Neither the human body or soul by themselves can find the way to salvation. Each needs to be nourished by God and they need to be nourished together since a human is an ensouled body or embodied soul. There is no salvation apart from the human body as God in the incarnation shows the physical world is completely spiritual as well and capable of being united to divinity. The Holy Mysteries of the Church, the sacraments, nourish both soul and body together bringing them to salvation. This salvation is truly cosmic and involves the entire universe.
“The entire Cosmos thus participates by representation in the preparation of the matter used by the Church sacramentally and in other ways. And it in this fashion that the entire cosmos offers its praise. With specific reference to the Eucharist, the wheat and the grapes are the offering of the community that is the Cosmos, the offering of the dust clouds in space, the stars, the Earth and other planets, of bacteria and fungi, of plants and animals. This offering is transformed into bread and wine by human labor and skill, and it receives the Word of God and becomes the Eucharist, an offering to God by man, the priest of the Cosmos. Man depends on the Cosmos for the matter that makes up his and her body and for the matter that is used sacramentally; reciprocally, the Cosmos depends on Man to complete its own offering. Thus the seventh-century saint Leontius of Cyprus wrote:
Through heaven and earth and sea, through wood and stone, through relics and church buildings, and the Cross, and angels and men—through all creation, visible and invisible, I offer veneration to the Creator and master and Maker of all things. For creation does not venerate the Maker directly and by itself, but it is through me that the heavens declare the glory of God; through me the moon worships God, through me the stars glorify him, through me the waters and showers of rain, the dew and all creation, venerate God and give him glory. In the Eucharist we offer, in this piece of bread and in this cup of wine, the entire Cosmos and every living creature including ourselves—everything from the tiniest particles of matter to the farthest reaches of space, as well as the fruits of human labor in all places and all times.4 We thus come to see that the Eucharist is central to the Cosmos.

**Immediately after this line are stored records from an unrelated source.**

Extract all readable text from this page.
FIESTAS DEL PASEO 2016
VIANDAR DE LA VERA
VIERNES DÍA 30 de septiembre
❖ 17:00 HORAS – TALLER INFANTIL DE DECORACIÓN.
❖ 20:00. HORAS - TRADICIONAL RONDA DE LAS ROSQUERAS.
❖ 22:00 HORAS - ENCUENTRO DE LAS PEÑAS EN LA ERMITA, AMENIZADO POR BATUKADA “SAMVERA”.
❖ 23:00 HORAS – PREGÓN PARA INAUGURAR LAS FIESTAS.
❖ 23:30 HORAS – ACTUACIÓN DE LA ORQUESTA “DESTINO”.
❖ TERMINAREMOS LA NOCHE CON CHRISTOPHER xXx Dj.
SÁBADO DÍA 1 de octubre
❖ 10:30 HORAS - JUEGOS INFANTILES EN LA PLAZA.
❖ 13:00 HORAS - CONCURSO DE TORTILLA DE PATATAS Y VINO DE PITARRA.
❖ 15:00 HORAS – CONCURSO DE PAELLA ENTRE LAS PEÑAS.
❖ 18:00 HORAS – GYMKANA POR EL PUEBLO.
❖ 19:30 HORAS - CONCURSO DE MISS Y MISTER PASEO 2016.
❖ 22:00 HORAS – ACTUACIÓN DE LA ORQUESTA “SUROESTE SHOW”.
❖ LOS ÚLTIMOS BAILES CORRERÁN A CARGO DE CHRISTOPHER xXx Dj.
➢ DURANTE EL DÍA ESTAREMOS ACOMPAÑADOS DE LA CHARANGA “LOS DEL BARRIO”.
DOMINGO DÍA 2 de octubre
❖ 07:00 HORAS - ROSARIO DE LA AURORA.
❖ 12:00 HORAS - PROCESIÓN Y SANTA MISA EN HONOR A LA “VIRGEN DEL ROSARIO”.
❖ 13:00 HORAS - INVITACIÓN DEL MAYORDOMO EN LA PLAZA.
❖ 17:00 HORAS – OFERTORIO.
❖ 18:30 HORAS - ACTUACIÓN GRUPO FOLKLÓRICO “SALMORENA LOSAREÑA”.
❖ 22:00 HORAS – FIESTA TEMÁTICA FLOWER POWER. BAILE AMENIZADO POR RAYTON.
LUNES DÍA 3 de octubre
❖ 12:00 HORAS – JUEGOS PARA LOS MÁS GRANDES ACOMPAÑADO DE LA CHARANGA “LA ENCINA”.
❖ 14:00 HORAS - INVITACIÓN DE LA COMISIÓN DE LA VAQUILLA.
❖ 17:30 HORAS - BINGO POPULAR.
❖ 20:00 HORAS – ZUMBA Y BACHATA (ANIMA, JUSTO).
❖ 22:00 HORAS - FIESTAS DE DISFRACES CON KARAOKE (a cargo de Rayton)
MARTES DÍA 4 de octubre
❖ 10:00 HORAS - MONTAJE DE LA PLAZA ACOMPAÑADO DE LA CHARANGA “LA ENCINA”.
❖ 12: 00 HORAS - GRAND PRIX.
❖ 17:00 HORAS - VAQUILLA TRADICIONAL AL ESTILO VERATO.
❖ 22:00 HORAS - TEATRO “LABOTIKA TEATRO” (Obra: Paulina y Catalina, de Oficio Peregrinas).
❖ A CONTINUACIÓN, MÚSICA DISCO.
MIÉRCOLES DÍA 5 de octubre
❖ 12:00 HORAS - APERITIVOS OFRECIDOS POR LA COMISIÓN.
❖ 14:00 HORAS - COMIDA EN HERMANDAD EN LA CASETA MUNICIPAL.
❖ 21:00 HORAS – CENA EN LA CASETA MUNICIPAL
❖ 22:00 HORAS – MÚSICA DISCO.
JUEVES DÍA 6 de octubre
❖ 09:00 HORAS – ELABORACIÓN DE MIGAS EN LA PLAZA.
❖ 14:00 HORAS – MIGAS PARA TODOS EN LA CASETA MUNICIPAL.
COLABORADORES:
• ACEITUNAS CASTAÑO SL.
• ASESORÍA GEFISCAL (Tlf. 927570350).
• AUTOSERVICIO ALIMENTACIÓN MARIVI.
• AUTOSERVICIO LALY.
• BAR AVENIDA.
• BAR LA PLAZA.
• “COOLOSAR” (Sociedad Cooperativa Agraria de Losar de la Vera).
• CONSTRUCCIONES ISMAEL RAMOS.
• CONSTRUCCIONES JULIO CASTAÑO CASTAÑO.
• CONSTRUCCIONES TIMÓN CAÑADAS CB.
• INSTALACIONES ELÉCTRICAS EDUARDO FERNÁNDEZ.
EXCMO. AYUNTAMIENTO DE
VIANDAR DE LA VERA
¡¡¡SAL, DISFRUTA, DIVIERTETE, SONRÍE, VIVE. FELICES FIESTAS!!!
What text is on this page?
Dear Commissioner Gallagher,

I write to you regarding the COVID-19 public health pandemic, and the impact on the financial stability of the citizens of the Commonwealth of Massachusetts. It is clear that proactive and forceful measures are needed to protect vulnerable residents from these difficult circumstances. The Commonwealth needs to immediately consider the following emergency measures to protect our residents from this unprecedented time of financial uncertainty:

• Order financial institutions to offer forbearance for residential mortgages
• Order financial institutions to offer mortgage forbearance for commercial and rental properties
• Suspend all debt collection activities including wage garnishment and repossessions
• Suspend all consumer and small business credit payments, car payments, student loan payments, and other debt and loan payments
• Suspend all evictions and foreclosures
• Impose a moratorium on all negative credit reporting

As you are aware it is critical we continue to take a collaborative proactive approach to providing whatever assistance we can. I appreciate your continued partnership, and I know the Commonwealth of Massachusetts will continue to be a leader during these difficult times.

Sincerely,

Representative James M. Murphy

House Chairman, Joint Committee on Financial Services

And it is the Eucharist that enables us to recognize more clearly that the Cosmos is transparent to Christ, who shines through all matter.” (G Theokritoff, Toward an Ecology of Transfiguration: Orthodox Christian Perspectives on Environment, Nature, and Creation, Kindle Loc. 2934-49)

It is in and through empirical creation that God reveals Himself to us and unites Himself to us bringing us from life in this world to life in the world to come. It is how in and through bread that Christ is revealed to us and how we can eat His body to gain eternal life. The Lord Jesus said,
“I am the living bread which came down from heaven; if any one eats of this bread, he will live for ever; and the bread which I shall give for the life of the world is my flesh. … Truly, truly, I say to you, unless you eat the flesh of the Son of man and drink his blood, you have no life in you; he who eats my flesh and drinks my blood has eternal life, and I will raise him up at the last day. For my flesh is food indeed, and my blood is drink indeed. He who eats my flesh and drinks my blood abides in me, and I in him.” (John 6:51-56).